Rick Minor is a lawyer and e.commerce policy expert based in Luxembourg. He had the privilege to work with Professor Rädler in the firm´s Munich office from 1991 to 1994.
The international tax world has been saddened by the news that Professor Rädler, one of the fathers of EU corporate tax law, has passed away after a long and successful career. He was one of the last of a generation of tax experts who could trace their practice back to the creation of the European Community. Indeed, Professor Rädler remained true to his belief in the important role tax policy could play in European integration throughout his career which spanned over half a century. His doctorate, in 1960, on EU corporate tax harmonization was visionary and established his reputation as one of the first, if not the leading, European tax experts of his generation. By the time a greater economic integration of the European Union became possible, in the early 1990s, Professor Rädler was a ready-made Ambassador at large for promoting the various EU Directives and related initiatives which were came into force at the time.
Professor Rädler moved between academic and business circles with the greatest of ease. While managing a successful tax firm based in Munich, he also taught international tax law at the University level for more than 20 years, first in Regensburg and then in Hamburg. His reputation as a European visionary earned him the confidence of governments. He demonstrated that it was possible to advise effectively both public and private sector clients while avoiding conflicts of interest. His counsel to blue chip clients made him a more effective advocate on the tax policy level as he was always mindful of the practical impact different policy proposals would have on businesses and tax planning.
Professor Rädler is probably most widely known for his work as a member of the Ruding Committee, whose report on EU tax policy was published twenty years ago this month and which legacy would be worthy of a separate blog in the near future. The Ruding Committee was called into existence by the EU Commission as an independent committee of distinguished European tax experts. The Committee was specifically tasked to analyze the tax systems of the then group of Member States and make recommendations to mitigate and eliminate improper distortions to competition resulting from differences in those tax systems.
Professor Rädler and the rest of the Ruding committee had a certain level of confidence in the ability of market forces to encourage member states to adapt unilaterally common features of their corporate tax systems (otherwise known as convergence) which would lead to less distortions in competition between the Member States. The committee also concluded that a certain amount of tax competition between states was acceptable. 20 years later, the Ruding Report still inspires and influences an approach like the initiative for corporate tax convergence as agreed in principle by France and Germany in the joint Green Paper released on February 6 of this year.

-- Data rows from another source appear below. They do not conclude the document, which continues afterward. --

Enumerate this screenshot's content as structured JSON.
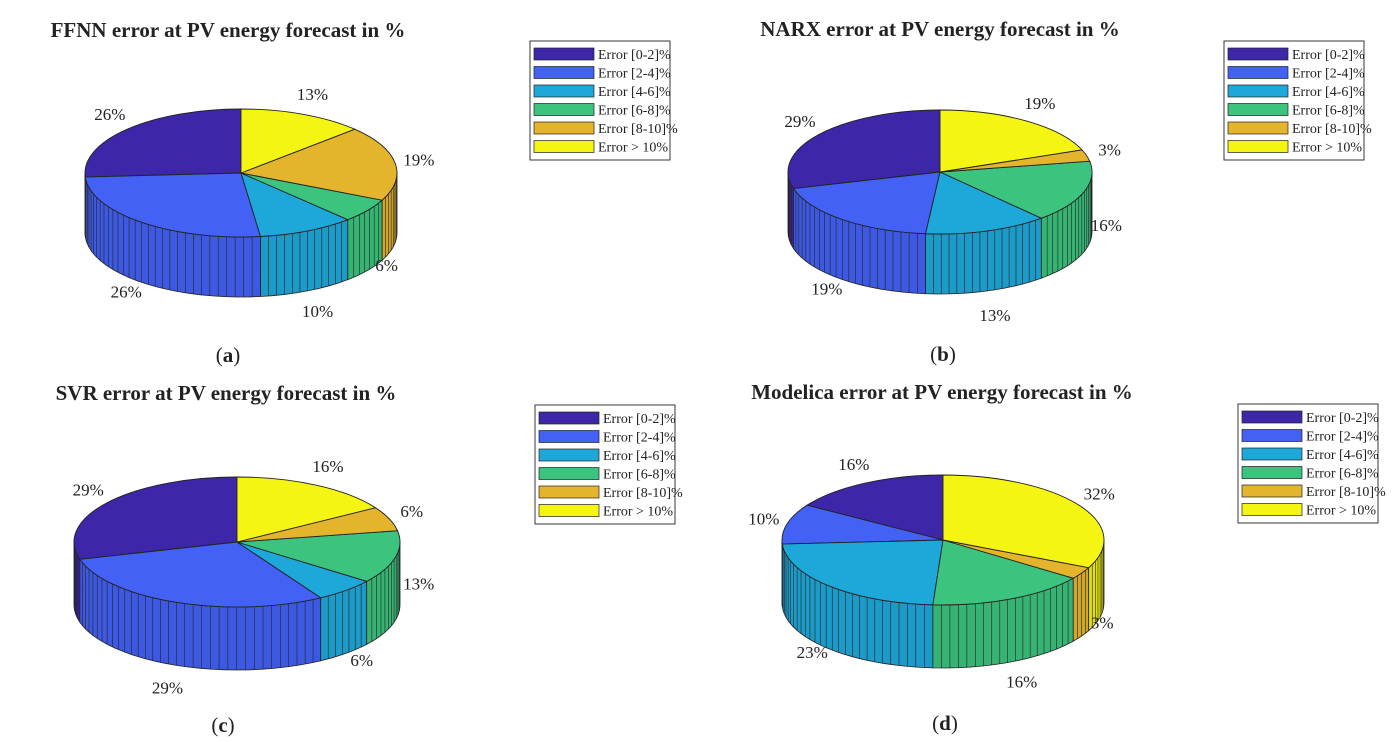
{
  "figure": {
    "legend_labels": [
      "Error [0-2]%",
      "Error [2-4]%",
      "Error [4-6]%",
      "Error [6-8]%",
      "Error [8-10]%",
      "Error > 10%"
    ],
    "colors": [
      "#3e26a8",
      "#4361f5",
      "#1ea8d9",
      "#3cc47e",
      "#e4b42c",
      "#f5f514"
    ]
  },
  "chart_data": [
    {
      "type": "pie",
      "title": "FFNN error at PV energy forecast in %",
      "panel_label": "a",
      "categories": [
        "Error [0-2]%",
        "Error [2-4]%",
        "Error [4-6]%",
        "Error [6-8]%",
        "Error [8-10]%",
        "Error > 10%"
      ],
      "values": [
        26,
        26,
        10,
        6,
        19,
        13
      ],
      "value_labels": [
        "26%",
        "26%",
        "10%",
        "6%",
        "19%",
        "13%"
      ],
      "style": "3d",
      "legend_position": "top-right"
    },
    {
      "type": "pie",
      "title": "NARX error at PV energy forecast in %",
      "panel_label": "b",
      "categories": [
        "Error [0-2]%",
        "Error [2-4]%",
        "Error [4-6]%",
        "Error [6-8]%",
        "Error [8-10]%",
        "Error > 10%"
      ],
      "values": [
        29,
        19,
        13,
        16,
        3,
        19
      ],
      "value_labels": [
        "29%",
        "19%",
        "13%",
        "16%",
        "3%",
        "19%"
      ],
      "style": "3d",
      "legend_position": "top-right"
    },
    {
      "type": "pie",
      "title": "SVR error at PV energy forecast in %",
      "panel_label": "c",
      "categories": [
        "Error [0-2]%",
        "Error [2-4]%",
        "Error [4-6]%",
        "Error [6-8]%",
        "Error [8-10]%",
        "Error > 10%"
      ],
      "values": [
        29,
        29,
        6,
        13,
        6,
        16
      ],
      "value_labels": [
        "29%",
        "29%",
        "6%",
        "13%",
        "6%",
        "16%"
      ],
      "style": "3d",
      "legend_position": "top-right"
    },
    {
      "type": "pie",
      "title": "Modelica error at PV energy forecast in %",
      "panel_label": "d",
      "categories": [
        "Error [0-2]%",
        "Error [2-4]%",
        "Error [4-6]%",
        "Error [6-8]%",
        "Error [8-10]%",
        "Error > 10%"
      ],
      "values": [
        16,
        10,
        23,
        16,
        3,
        32
      ],
      "value_labels": [
        "16%",
        "10%",
        "23%",
        "16%",
        "3%",
        "32%"
      ],
      "style": "3d",
      "legend_position": "top-right"
    }
  ]
}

Professor Rädler is also remembered by his colleagues for his enthusiasm for travel. He was so often the guest of foreign governments, universities and international organizations, to share his wisdom and insights on tax policy. This suited his European tax evangelism well. At his memorial service last week, it was said of Professor Rädler that there was no corner of the international tax world where he had not been in his career, literally and intellectually. Well put. His friends will remember him for his sense of humour, his generosity in word and in deed, and his dedication to family. Our best tribute to his memory will be to follow his examples in work and in life.